Il Cav ha un nuovo piano per rivoluzionare il fisco

Il premier studia da giorni una serie di ipotesi per la riforma tributaria Lo sfogo sul caso Mondadori: vogliono farmi pagare 2.500 miliardi di lire

Il Cav ha un nuovo piano  
per rivoluzionare il fisco

Roma L’idea gli ronza in testa da diversi mesi, anche perché il gioco del cerino con Tremonti non è certo una novità delle ultime settimane o la conseguenza del flop elettorale di amministrative e referendum. Ed è per questo che in tempi non sospetti - quando la richiesta al ministro dell’Economia di mettere mano sistema fiscale rimbalzava quasi quotidianamente sugli inviti al rigore e sui vincoli imposti dall’Unione Europea - Berlusconi aveva già immaginato di mettere in campo tutte le strategie e per arrivare a una ridefinizione della pressione fiscale.

Oggi sul tavolo del presidente del Consiglio ci sono diverse ipotesi: studi, strategie, tabelle, dossier sullo stato dei conti pubblici italiani e sui capitoli sui quali intervenire. L’analisi approfondita di tutto questo materiale da una parte sosterrebbe la fattibilità della riforma tributaria e dall’altra ridimensionerebbe l’allarmismo di Tremonti. Conti alla mano, infatti, per il pareggio di bilancio nel 2014 servirebbero circa 20 miliardi di euro invece dei 40 di cui parla da tempo il titolare di Via XX Settembre. La revisione delle imposte, invece, si concentrerebbe su tagli fiscali per famiglie e redditi più bassi, andando a drenare risorse dall’evasione ma anche con tagli selettivi.

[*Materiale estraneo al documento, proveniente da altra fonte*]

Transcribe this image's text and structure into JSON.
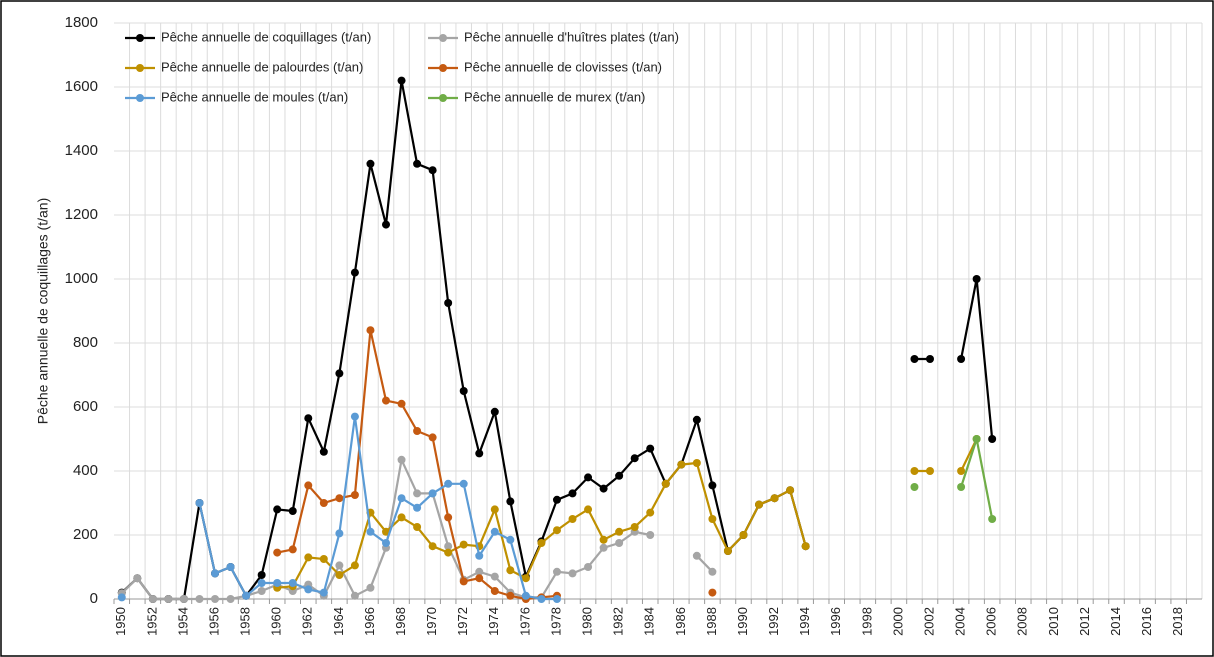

Insomma, una sorta di ipotesi di riforma del fisco «parallela» e complementare a quella messa nero su bianco da Tremonti nell’ultima settimana. Che dovrà fare i conti con i desiderata leghisti, certo, ma che comunque non è stata buttata giù - come tutti i provvedimenti di spesa di questa legislatura - a Via XX Settembre. Perché non è un mistero che Berlusconi non abbia mai gradito la troppa autonomia di Tremonti, al punto da lamentare in più occasioni il fatto che Palazzo Chigi «viene regolarmente bypassato». Tanto che, ancora la scorsa settimana, il premier ha buttato lì l’idea di una cabina di regia sull’economia.

Come andrà a finire lo vedremo presto. Probabilmente già la prossima settimana, scavallato l’appuntamento di domenica a Pontida. Ieri Berlusconi e Bossi hanno viaggiato da Milano a Roma sullo stesso aereo e pare si siano ritrovati sulla stessa linea: avanti con la riforma del fisco. E se a parole e nelle dichiarazioni pubbliche la sintonia con Tremonti «è totale», in verità la sensazione è che l’obiettivo dei due sia proprio quello di mettere all’angolo il ministro dell’Economia perché «a seguire la sua strada andiamo tutti a sbattere». Insomma, avrebbe ragionato il Cavaliere con Bossi, è inutile che domenica a Pontida ve la prendiate con me perché è qualcun altro che da due anni stoppa ogni iniziativa di rilancio dell’economia.

Un Cavaliere che, pratica fisco a parte, continua comunque a sentirsi sotto assedio. In primo luogo dal punto di vista finanziario. A luglio, infatti, dovrebbe arrivare la sentenza sul Lodo Mondadori con la richiesta di 750 milioni di euro. E ci sono anche altri 450 milioni chiesti dall’Agenzia dell’Entrate proprio per Mondadori, soldi da dover versare alla luce di un valore aziendale - avrebbe sottolineato il Cavaliere incontrando alcuni vecchi amici ai funerali di Comincioli - che non supera i 280 milioni di euro. Da qui la cifra di 2.

500 miliardi di vecchie lire di cui ha parlato Berlusconi con i suoi ex compagni di scuola. Una somma, ha aggiunto nel pomeriggio durante uno degli incontri a Palazzo Grazioli, che «mi costringerà a vendere parte del mio patrimonio immobiliare». Chissà, forse a partire da Villa Certosa.